Он просто расцветал на глазах, когда наконец получил повод заговорить об Алии! Точно, Гемпель болен. При первом нашем разговоре я не вполне ему поверил, но теперь имел случай убедиться в том, что, описывая симптомы, Гемпель был абсолютно прав и безжалостно точен. Алия стала его болезнью. Чем-то вроде холеры. Она занимала все его мысли, и, полагаю, если изучить какую-нибудь клетку гемпелевского тела под электронным микроскопом, то там, внутри мембраны, обнаружится плавающая в цитоплазме крохотная Алия. Причем это касается не только клеток мозга, но и всех остальных, за исключением, быть может, жировых, которых в организме Гемпеля совсем немного.
- Очевидно, наиболее трудные экземпляры после переселения попадают к Алии, чтобы она… Не знаю, что она с ними делает, - признался Гемпель после паузы. - Может быть, изучает.
- Что страшного в изучении? - спросил я.
- Любое изучение предполагает анализ.
Слово "анализ" ассоциируется у всякого недавнего школьника… правильно, с тем, о чем вы сами только что подумали.
- Анализ означает расчленение, - сказал Гемпель, криво усмехаясь (готов поспорить, у него возник тот же самый образ, что и у меня: белый столик с дурно пахнущими баночками…). - Разъятие на части с целью исследования. Понимаешь теперь?
- По-твоему, к Алии пригоняют всех этих уродцев, а она разрезает их на кусочки и потом рассматривает в лупу?
- Приблизительно так.
- И ты еще влюблен в эту женщину?! - воскликнул я.
- А что?
- Разве можно любить медичку? Она копается в чужих внутренностях, а потом теми же самыми руками - ты только вдумайся в это, Андрей! - гладит твое лицо, и более того…
Он пожал плечами.
- Честно говоря, мне все равно. Она - Алия. Для меня этим все сказано. Коротенькое слово, в котором заключена вся моя жизнь. (Опять "заключенный", заметь!) Я умру без нее. Я уже сейчас умираю, потому что слишком долго ее не видел.

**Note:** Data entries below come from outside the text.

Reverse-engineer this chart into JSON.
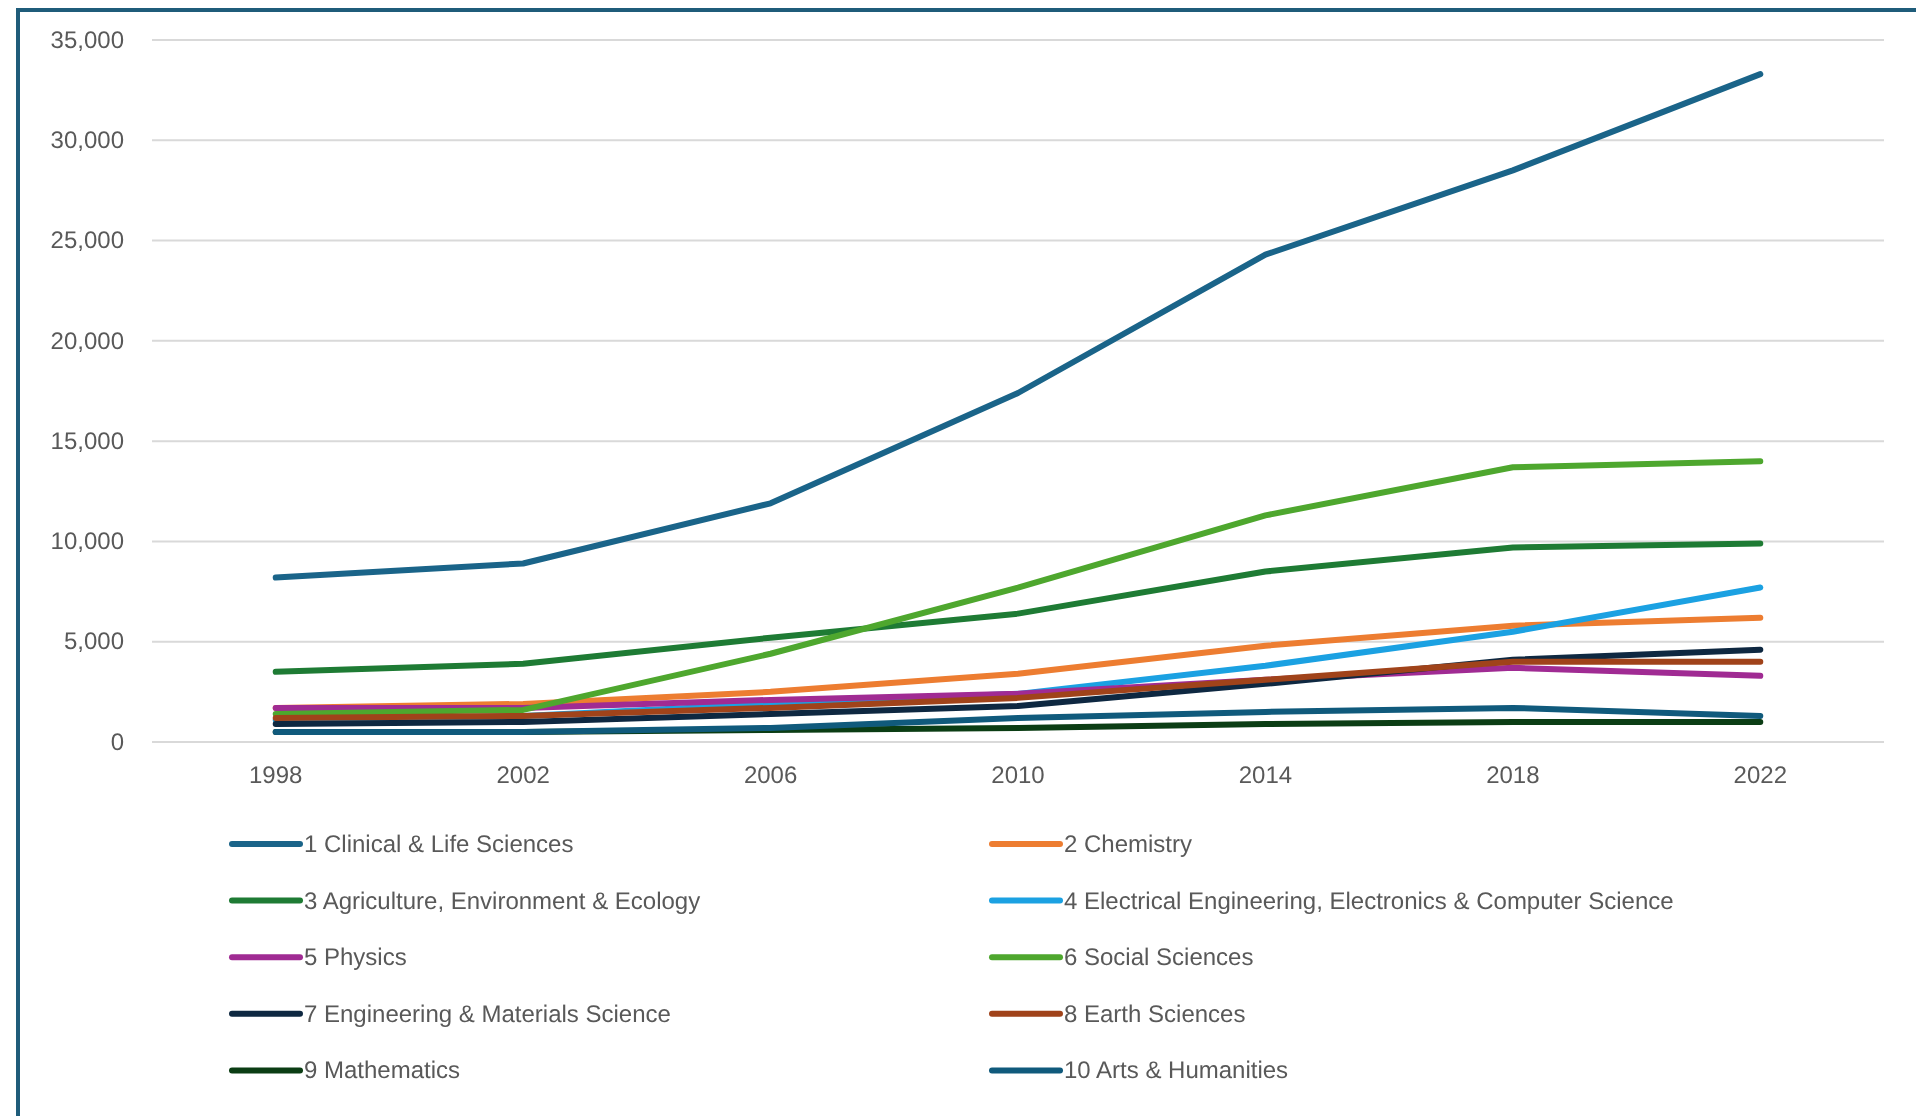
{
  "chart_data": {
    "type": "line",
    "categories": [
      "1998",
      "2002",
      "2006",
      "2010",
      "2014",
      "2018",
      "2022"
    ],
    "ylim": [
      0,
      35000
    ],
    "yticks": [
      {
        "value": 0,
        "label": "0"
      },
      {
        "value": 5000,
        "label": "5,000"
      },
      {
        "value": 10000,
        "label": "10,000"
      },
      {
        "value": 15000,
        "label": "15,000"
      },
      {
        "value": 20000,
        "label": "20,000"
      },
      {
        "value": 25000,
        "label": "25,000"
      },
      {
        "value": 30000,
        "label": "30,000"
      },
      {
        "value": 35000,
        "label": "35,000"
      }
    ],
    "grid": "y",
    "legend": "bottom",
    "marker": "none",
    "line_style": "solid",
    "series": [
      {
        "name": "1 Clinical & Life Sciences",
        "color": "#1a6489",
        "values": [
          8200,
          8900,
          11900,
          17400,
          24300,
          28500,
          33300
        ]
      },
      {
        "name": "2 Chemistry",
        "color": "#ed7d31",
        "values": [
          1700,
          1900,
          2500,
          3400,
          4800,
          5800,
          6200
        ]
      },
      {
        "name": "3 Agriculture, Environment & Ecology",
        "color": "#1e7b34",
        "values": [
          3500,
          3900,
          5200,
          6400,
          8500,
          9700,
          9900
        ]
      },
      {
        "name": "4 Electrical Engineering, Electronics & Computer Science",
        "color": "#1ba1e2",
        "values": [
          1100,
          1300,
          1900,
          2400,
          3800,
          5500,
          7700
        ]
      },
      {
        "name": "5 Physics",
        "color": "#a02b93",
        "values": [
          1700,
          1700,
          2100,
          2400,
          3100,
          3700,
          3300
        ]
      },
      {
        "name": "6 Social Sciences",
        "color": "#4ea72e",
        "values": [
          1400,
          1600,
          4400,
          7700,
          11300,
          13700,
          14000
        ]
      },
      {
        "name": "7 Engineering & Materials Science",
        "color": "#0e2841",
        "values": [
          900,
          1000,
          1400,
          1800,
          2900,
          4100,
          4600
        ]
      },
      {
        "name": "8 Earth Sciences",
        "color": "#a0431a",
        "values": [
          1200,
          1300,
          1700,
          2200,
          3100,
          4000,
          4000
        ]
      },
      {
        "name": "9 Mathematics",
        "color": "#0b3d14",
        "values": [
          500,
          500,
          600,
          700,
          900,
          1000,
          1000
        ]
      },
      {
        "name": "10 Arts & Humanities",
        "color": "#105a7c",
        "values": [
          500,
          500,
          700,
          1200,
          1500,
          1700,
          1300
        ]
      }
    ]
  }
}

За волнующим разговором мы незаметно добрались до места, и Гемпель замер, впившись жадным взором в розовый дом, одиноко торчащий посреди пустыря. На мой взгляд, ничего особенного в этом доме не было. Море грязи вокруг, несколько захламленных луж, опрокинутая скамейка, полусгнивший пень на том месте, где когда-то рос роскошный тополь… И нечистый бесстыдно-розовый фасад с чумазыми белыми завитушками вокруг окон второго этажа.
Я честно сказал Гемпелю:
- Отвратительный дом.
Он меня не слышал. Как завороженный, он шагнул к подъезду и открыл дверь. Я вошел за ним следом.

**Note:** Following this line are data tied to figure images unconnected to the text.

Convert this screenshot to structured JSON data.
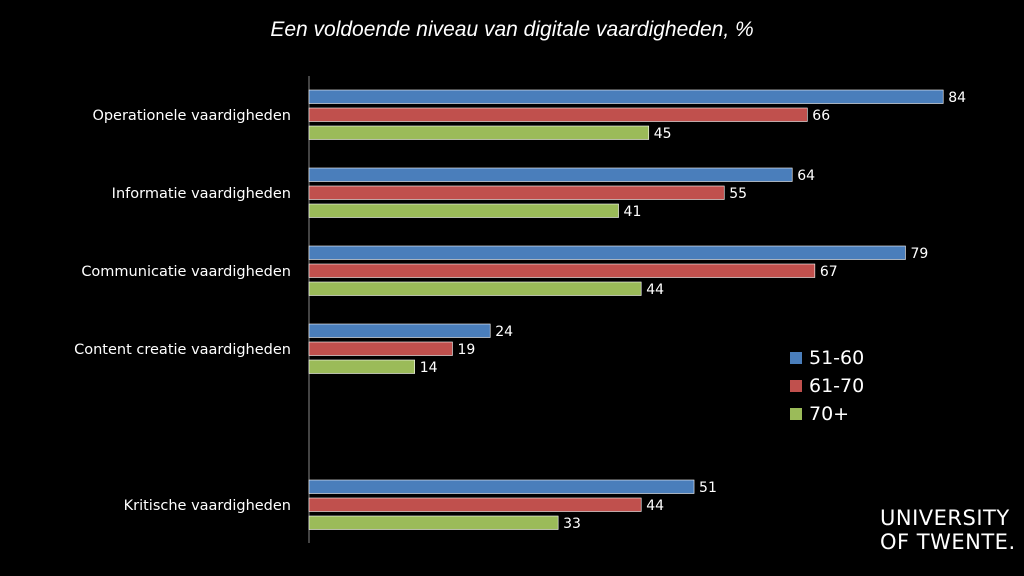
{
  "chart_data": {
    "type": "bar",
    "orientation": "horizontal",
    "title": "Een voldoende niveau van digitale vaardigheden, %",
    "categories": [
      "Operationele vaardigheden",
      "Informatie vaardigheden",
      "Communicatie vaardigheden",
      "Content creatie vaardigheden",
      "Kritische vaardigheden"
    ],
    "series": [
      {
        "name": "51-60",
        "color": "#4a7ebb",
        "values": [
          84,
          64,
          79,
          24,
          51
        ]
      },
      {
        "name": "61-70",
        "color": "#c0504d",
        "values": [
          66,
          55,
          67,
          19,
          44
        ]
      },
      {
        "name": "70+",
        "color": "#9bbb59",
        "values": [
          45,
          41,
          44,
          14,
          33
        ]
      }
    ],
    "xlim": [
      0,
      100
    ],
    "grid": false,
    "data_labels": true,
    "legend_position": "right"
  },
  "logo": {
    "line1": "UNIVERSITY",
    "line2": "OF TWENTE."
  }
}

Мы поднялись на два пролета и остановились перед обшарпанной дверью. Гемпель глянул на меня дико и озорно. Я его таким уж и не помнил. Его дреды стояли дыбом, глаза светились лукавством, они казались невероятно добрыми. Таким добрым бывает только очень юное существо, которому просто никто еще не объяснил, что в мире встречаются плохие дяди и нечуткие тети. Щенки такими бывают. Котята - нет, котята знают о плохих дядях и тетях с рождения. Поэтому, кстати, кошки считаются умнее собак. Что до людей, то "собаковидных" - приблизительно одна десятая от общего числа всего человечества; причем к десятилетнему возрасту эта особенность напрочь изживается.

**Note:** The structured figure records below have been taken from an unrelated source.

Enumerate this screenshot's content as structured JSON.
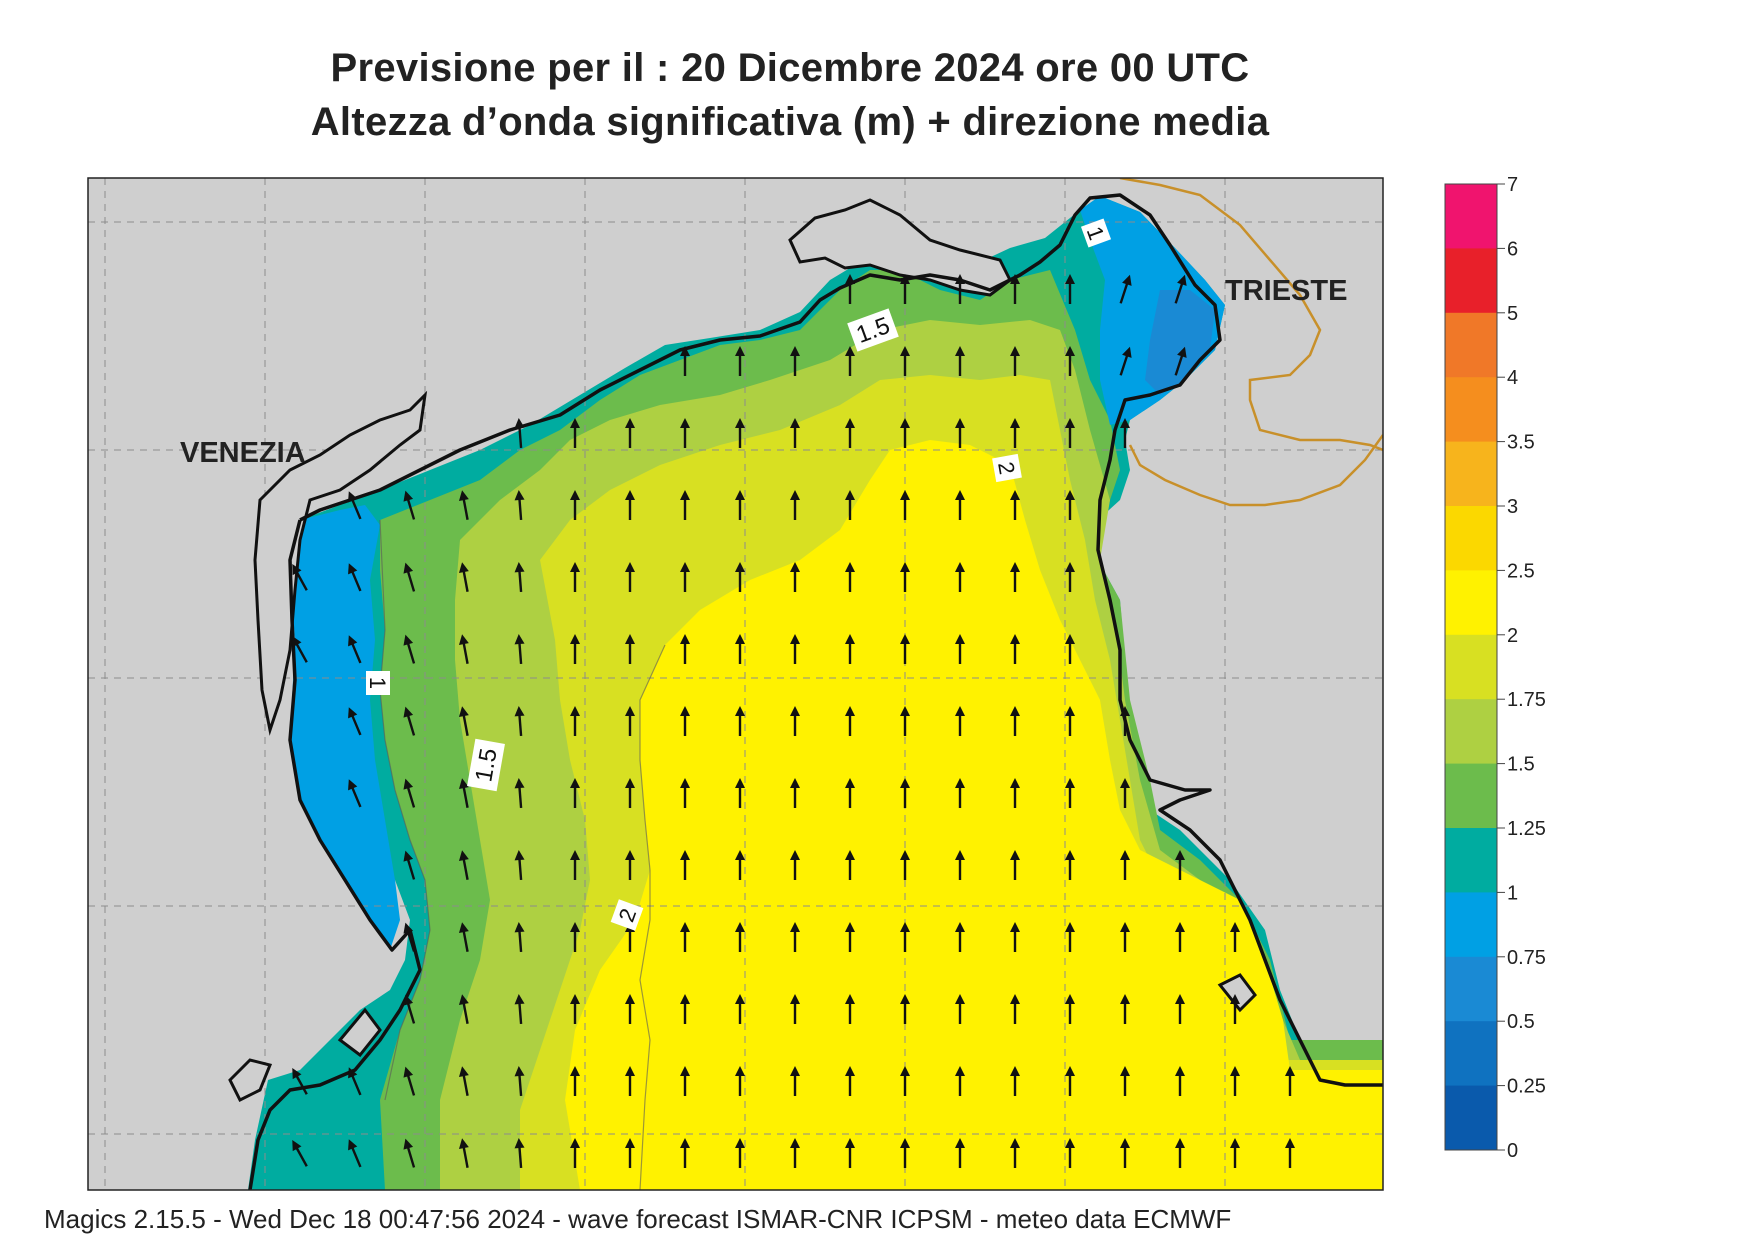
{
  "header": {
    "line1": "Previsione per il  :  20 Dicembre  2024   ore 00 UTC",
    "line2": "Altezza d’onda significativa (m) + direzione media"
  },
  "map": {
    "cities": [
      {
        "name": "VENEZIA"
      },
      {
        "name": "TRIESTE"
      }
    ],
    "contour_labels": [
      "1",
      "1.5",
      "2",
      "1",
      "1.5",
      "2"
    ],
    "arrow_direction": "north",
    "land_color": "#cfcfcf",
    "coast_color": "#111111",
    "border_color": "#c8902a"
  },
  "legend": {
    "ticks": [
      "7",
      "6",
      "5",
      "4",
      "3.5",
      "3",
      "2.5",
      "2",
      "1.75",
      "1.5",
      "1.25",
      "1",
      "0.75",
      "0.5",
      "0.25",
      "0"
    ],
    "colors": [
      "#f0146e",
      "#e8202a",
      "#f07828",
      "#f58e1e",
      "#f7b41c",
      "#fbd800",
      "#fff200",
      "#d8e022",
      "#aed042",
      "#6cbc4c",
      "#00aca0",
      "#00a0e4",
      "#1a8ad4",
      "#0f72c0",
      "#0a5aac"
    ]
  },
  "footer": {
    "text": "Magics 2.15.5 - Wed Dec 18 00:47:56 2024 - wave forecast  ISMAR-CNR  ICPSM - meteo data     ECMWF"
  }
}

В общем, Гемпель выглядел по-детски чистым, наивным и нежным, когда вынес дверь ударом ноги. Петли вылетели напрочь, дверь опасно накренилась, повисла, подумала и рухнула. Гемпель ворвался в квартиру, где одурманивающе пахло аптекой (на самом деле это был запах йода, источаемого морепродуктами). Я осторожно забрался туда вслед за ним. Хоть квартира и выглядела необитаемой, мне все же было боязно. И страшился я именно представителей закона, а вовсе не тех существ, которые, возможно, прятались в глубине темного коридора.